As a new business owner, it can be tricky to know where to start with managing your finances. How much do you invest in your business? How to set up payment terms? We have enlisted financial adviser Victoria Devine, owner of Zella & She’s On The Money (SOTM) to help! Here are her top three strategies and what they could look like in your business.
1. Know how much your business will cost you before you commit
2. Have a little capital to back you up before you start
3. Establish definite payment terms with your clients
It’s important that you start off on the right foot financially, so everything is in place for when it comes time to scale! There are many things happening when you first start a business; you’re finessing your service, working on your marketing and establishing your reputation in the industry, so if you already have your money strategies set, it really is just one less thing for you to think about. Employing great money practices and habits early on will help you immensely when your business grows, so take the time now to put in a little extra work, understand your strategies and how to implement them, and then get started!
Know how much your business will cost you before you commit
There are no costs involved when it comes to researching and developing your business. Let’s take the example of starting your own candle business. What can you do before laying out any money?
- Ask yourself what you’ll call your business and confirm that name is available
- How much will it cost to get a domain name and website set up?
- Assess how much it will cost to register a business as a sole trader or a company?
- What are suppliers charging for different products? If you’re starting a candle business, how much will the glass jars cost you? Is soy wax cheaper or beeswax?
- Are you great at branding and marketing? Or will you need to pay someone else to help you out in that space?
- Will you use a clever payment service like Square and what will that cost you?
Remember Google is your best friend. Here are some handy websites to get started,
Have a little capital to back you up before you start
Before you launch into your new venture, it’s crucial to have finance behind you to lean on so you can have the freedom of knowing that if something goes wrong you’re covered. For example, if you have a thriving hair salon, but unexpectedly the salon across the road is giving away free trims for the month of May (rude!), then you may lose some of your forecasted income as your regular clients are lured by the appeal of a free haircut.
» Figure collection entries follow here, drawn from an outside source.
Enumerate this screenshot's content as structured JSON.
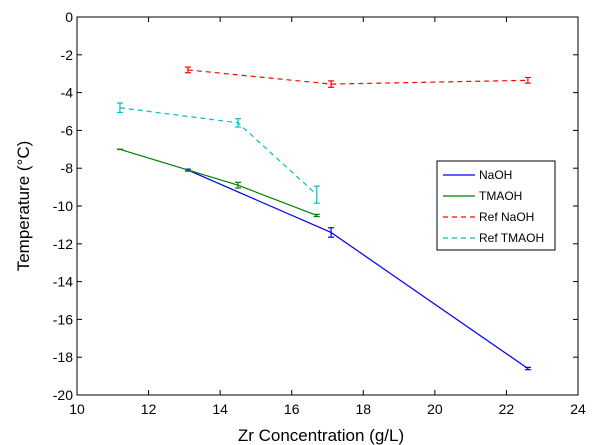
{
  "chart_data": {
    "type": "line",
    "xlabel": "Zr Concentration (g/L)",
    "ylabel_main": "Temperature (",
    "ylabel_unit": "°C",
    "ylabel_close": ")",
    "xlim": [
      10,
      24
    ],
    "ylim": [
      -20,
      0
    ],
    "xticks": [
      10,
      12,
      14,
      16,
      18,
      20,
      22,
      24
    ],
    "yticks": [
      0,
      -2,
      -4,
      -6,
      -8,
      -10,
      -12,
      -14,
      -16,
      -18,
      -20
    ],
    "grid": false,
    "legend_position": "right",
    "series": [
      {
        "name": "NaOH",
        "color": "#0000ff",
        "dash": "solid",
        "points": [
          {
            "x": 13.1,
            "y": -8.1,
            "err": 0.05
          },
          {
            "x": 17.1,
            "y": -11.4,
            "err": 0.25
          },
          {
            "x": 22.6,
            "y": -18.6,
            "err": 0.06
          }
        ]
      },
      {
        "name": "TMAOH",
        "color": "#007f00",
        "dash": "solid",
        "points": [
          {
            "x": 11.2,
            "y": -7.0,
            "err": 0.0
          },
          {
            "x": 14.5,
            "y": -8.9,
            "err": 0.15
          },
          {
            "x": 16.7,
            "y": -10.5,
            "err": 0.06
          }
        ]
      },
      {
        "name": "Ref NaOH",
        "color": "#ff0000",
        "dash": "dashed",
        "points": [
          {
            "x": 13.1,
            "y": -2.8,
            "err": 0.15
          },
          {
            "x": 17.1,
            "y": -3.55,
            "err": 0.17
          },
          {
            "x": 22.6,
            "y": -3.35,
            "err": 0.15
          }
        ]
      },
      {
        "name": "Ref TMAOH",
        "color": "#00bfbf",
        "dash": "dashed",
        "points": [
          {
            "x": 11.2,
            "y": -4.8,
            "err": 0.25
          },
          {
            "x": 14.5,
            "y": -5.6,
            "err": 0.22
          },
          {
            "x": 16.7,
            "y": -9.4,
            "err": 0.45
          }
        ]
      }
    ]
  }
}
By having a little capital behind you, it means you can still cover your expenses (like rent and staff wages) during this unexpected down period, and replenish it when business is booming again and the neighbouring salon returns to regular operations.
Establish definite payment terms with your clients
Establish clear and non-negotiable payment terms with your clients so you can ensure that your cash flow is operating as it should and cover any unexpected costs that may crop up. Imagine you’re a plumber who provides an array of services to various clients, some large and some small. If you don’t outline the payment expectation in your initial discussions and specify it again on your invoice, clients may take you for a ride and hold off on their payment for as long as they like. This can have the flow effect of impacting your cash flow, which can jeopardise your ability to pay suppliers, staff, etc.
If you feel odd about setting out the terms, compare yourself to a restaurant; when you go out for a meal, you pay on the spot for the product you’ve enjoyed and the service you’ve had. The restaurant can pay staff, rent and suppliers without issue. We don’t bat an eyelid there, so you shouldn’t feel weird about outlining your payment terms, which gives clients ample time to pay you for your hard work!
This article is only for educational purposes and does not constitute legal, financial or tax advice. Make sure you consult a professional regarding your unique business needs.